我蜷在后座上不知睡了多久,渐渐醒来,发现道路有些颠簸,坐在前面的胡太太并没有睡,正和她外甥聊天,胡太太说:“这事千万不能让老太太知道,你妈也不要对她讲。”
胡太太的外甥小黄笑着说:“姨,您早知今日又何必当初呢,我那四姨夫一家子的生死全靠你一人撑着,还不是靠你的嫁妆……”
“呸,少给我扯淡!你娘嫁给姓黄的一家子倒是嫁好了,满院子满屋子的骚腥味!他们黄家一辈子也改不了那骚腥味!”
小黄依旧笑着:“姨,您别激动,您这捎带脚把亲外甥也骂进去了!”
“你家前些年是鼓捣了不少古董名画,也是远近闻名的大户了。
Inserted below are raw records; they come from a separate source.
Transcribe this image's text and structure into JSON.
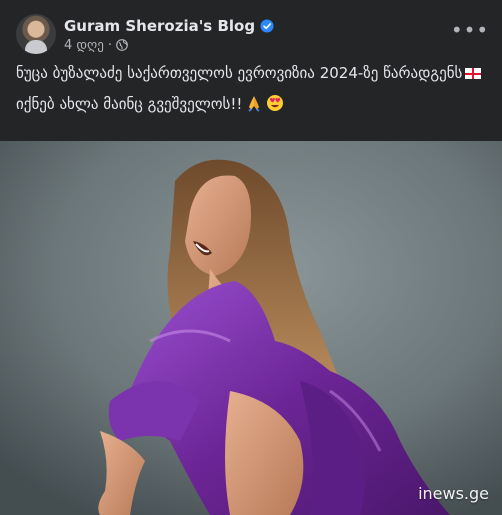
{
  "post": {
    "author": "Guram Sherozia's Blog",
    "timestamp": "4 დღე",
    "separator": "·",
    "privacy_icon": "globe-icon",
    "verified_icon": "verified-badge-icon",
    "more_icon": "more-options-icon",
    "more_label": "•••",
    "line1": "ნუცა ბუზალაძე საქართველოს ევროვიზია 2024-ზე წარადგენს",
    "line2": "იქნებ ახლა მაინც გვეშველოს!!",
    "emojis": [
      "flag-georgia-icon",
      "folded-hands-icon",
      "heart-eyes-icon"
    ]
  },
  "photo": {
    "subject": "photo-woman-purple-coat",
    "watermark": "inews.ge"
  },
  "colors": {
    "background": "#242526",
    "text_primary": "#e4e6eb",
    "text_secondary": "#b0b3b8",
    "verified": "#2d88ff",
    "coat": "#7a2fa8"
  }
}
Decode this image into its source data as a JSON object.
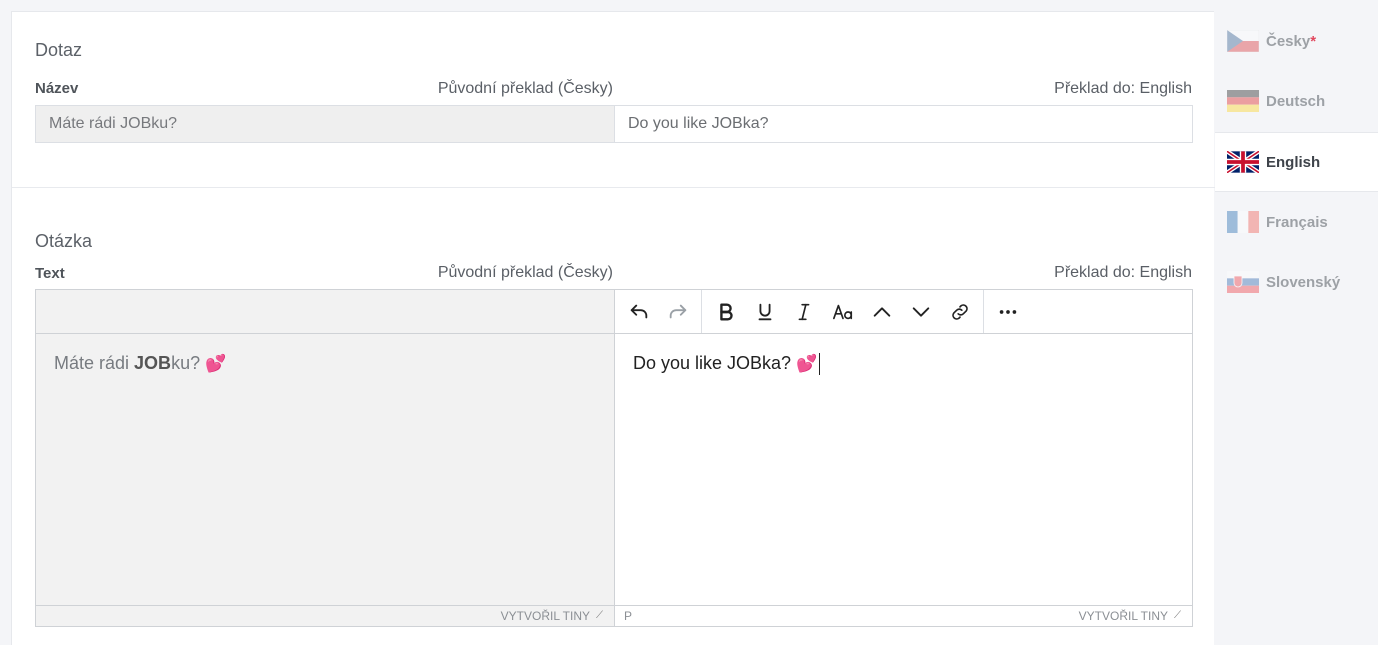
{
  "section1": {
    "title": "Dotaz",
    "label": "Název",
    "original_header": "Původní překlad (Česky)",
    "target_header": "Překlad do: English",
    "original_value": "Máte rádi JOBku?",
    "translation_value": "Do you like JOBka?"
  },
  "section2": {
    "title": "Otázka",
    "label": "Text",
    "original_header": "Původní překlad (Česky)",
    "target_header": "Překlad do: English",
    "original_prefix": "Máte rádi ",
    "original_bold": "JOB",
    "original_suffix": "ku? ",
    "original_emoji": "💕",
    "translation_text": "Do you like JOBka? ",
    "translation_emoji": "💕",
    "left_status": "VYTVOŘIL TINY",
    "right_status_path": "P",
    "right_status": "VYTVOŘIL TINY"
  },
  "toolbar": {
    "icons": [
      "undo-icon",
      "redo-icon",
      "bold-icon",
      "underline-icon",
      "italic-icon",
      "font-size-icon",
      "chevron-up-icon",
      "chevron-down-icon",
      "link-icon",
      "more-icon"
    ]
  },
  "languages": [
    {
      "label": "Česky",
      "required_mark": "*",
      "active": false
    },
    {
      "label": "Deutsch",
      "active": false
    },
    {
      "label": "English",
      "active": true
    },
    {
      "label": "Français",
      "active": false
    },
    {
      "label": "Slovenský",
      "active": false
    }
  ]
}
人算不如天算,谁能想到前一阵子闹腾,你爹还让人家打伤了尾巴骨!”胡太太说完了也不免叹了口气。
小黄道:“这么些年也算挺过来了,您那些儿孙们也都争气,随了咱们家了,外婆也都待见他们,一直佑护着,恐怕出什么闪失……姨,您也熬出来了,那个叫什么什么的清朝作家怎么没给你写个传?”
“呸,你就贫吧,你这个胚子除了遗传了我们胡家的皮囊,剩下的一肚子坏水全是继承了黄家的!”胡太太呵呵笑起来。
我在后座上听着愈加困惑,只觉得他们二人对话的内容离我很遥远,我渐渐清醒,一摸脑门,竟沁了一头冷汗,这俩人不会是什么黑社会的吧,若这俩黑社会今儿劫持了我,那算他们瞎了眼,保管一点儿油水也捞不着,我想着想着渐渐放下心来,又迷迷糊糊地睡着了。
我是被胡太太叫醒的,此时已经是清晨了,她灿烂地笑着说:“咱们的目的地到了,勺子,这一路上没累着吧?”
怪的是,我这一路旅途竟比在家里睡得还舒服,我伸了个懒腰:“我一直盹觉来着,倒是黄先生指定累了,开了一晚上夜车,最是耗精神。”
那小黄回过头来冲我笑笑:“我在车里凑合一觉就好了。”转头又对胡太太说:“你们就在这里下车吧,进村子我这车就太招摇了。”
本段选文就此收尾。